John Brightling, meanwhile, looked at handling of nickel-based catalysts in a methanol plant. Nickel catalysts are used in hydrodesulphurisation pre-treating, as well as in the pre-reformer and reformers, but can lead to the generation of nickel dust, which is a potential respiratory tract carcinogen. This can be mitigated through catalyst structure and composition, better controls on loading and unloading, and better ventilation and atmospheric monitoring, as well as use of the correct personal protective equipment.
Digitisation
Three papers on digital advances closed out the conference on Wednesday.

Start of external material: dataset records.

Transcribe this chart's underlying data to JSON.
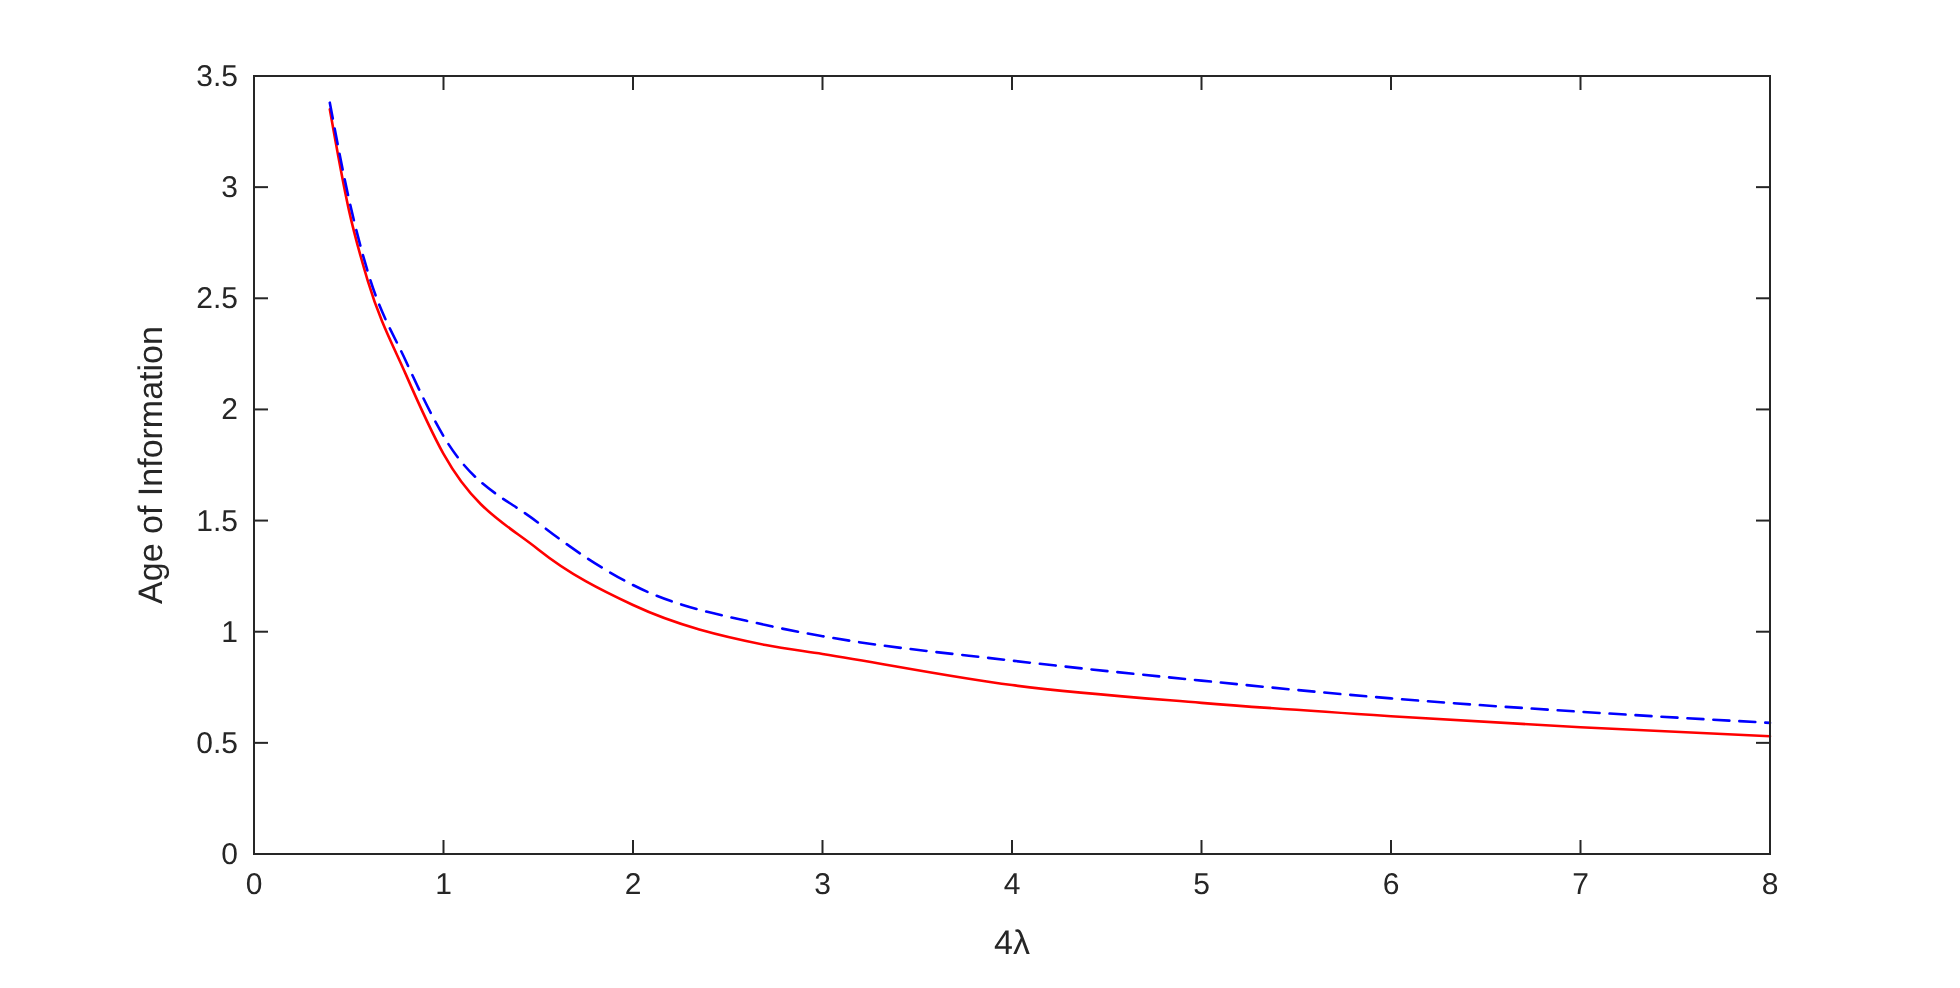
{
  "chart_data": {
    "type": "line",
    "xlabel": "4λ",
    "ylabel": "Age of Information",
    "x": [
      0.4,
      0.5,
      0.6,
      0.8,
      1,
      1.5,
      2,
      2.7,
      3,
      4,
      5,
      6,
      7,
      8
    ],
    "xlim": [
      0,
      8
    ],
    "ylim": [
      0,
      3.5
    ],
    "xticks": [
      0,
      1,
      2,
      3,
      4,
      5,
      6,
      7,
      8
    ],
    "yticks": [
      0,
      0.5,
      1,
      1.5,
      2,
      2.5,
      3,
      3.5
    ],
    "grid": false,
    "marker": "none",
    "series": [
      {
        "color": "#ff0000",
        "line_style": "solid",
        "values": [
          3.35,
          2.9,
          2.58,
          2.16,
          1.8,
          1.37,
          1.12,
          0.94,
          0.9,
          0.76,
          0.68,
          0.62,
          0.57,
          0.53
        ]
      },
      {
        "color": "#0000ff",
        "line_style": "dashed",
        "values": [
          3.38,
          2.95,
          2.62,
          2.22,
          1.88,
          1.49,
          1.21,
          1.03,
          0.98,
          0.87,
          0.78,
          0.7,
          0.64,
          0.59
        ]
      }
    ]
  }
}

Liam Fleming of JM looked at optimisation of methanol plant operation using the increasing data streams available to plant operators. Jesus Rebordinos of Stamicarbon described operator training simulators and ‘digital twin’ plants, as well as newer technologies like virtual and augmented reality to improve plant operation. Daniel Sheldon of JM closed with a presentation of the JM-LEVO methanol portal; a new more efficient digital method of performance reporting and communicating with JM service engineers.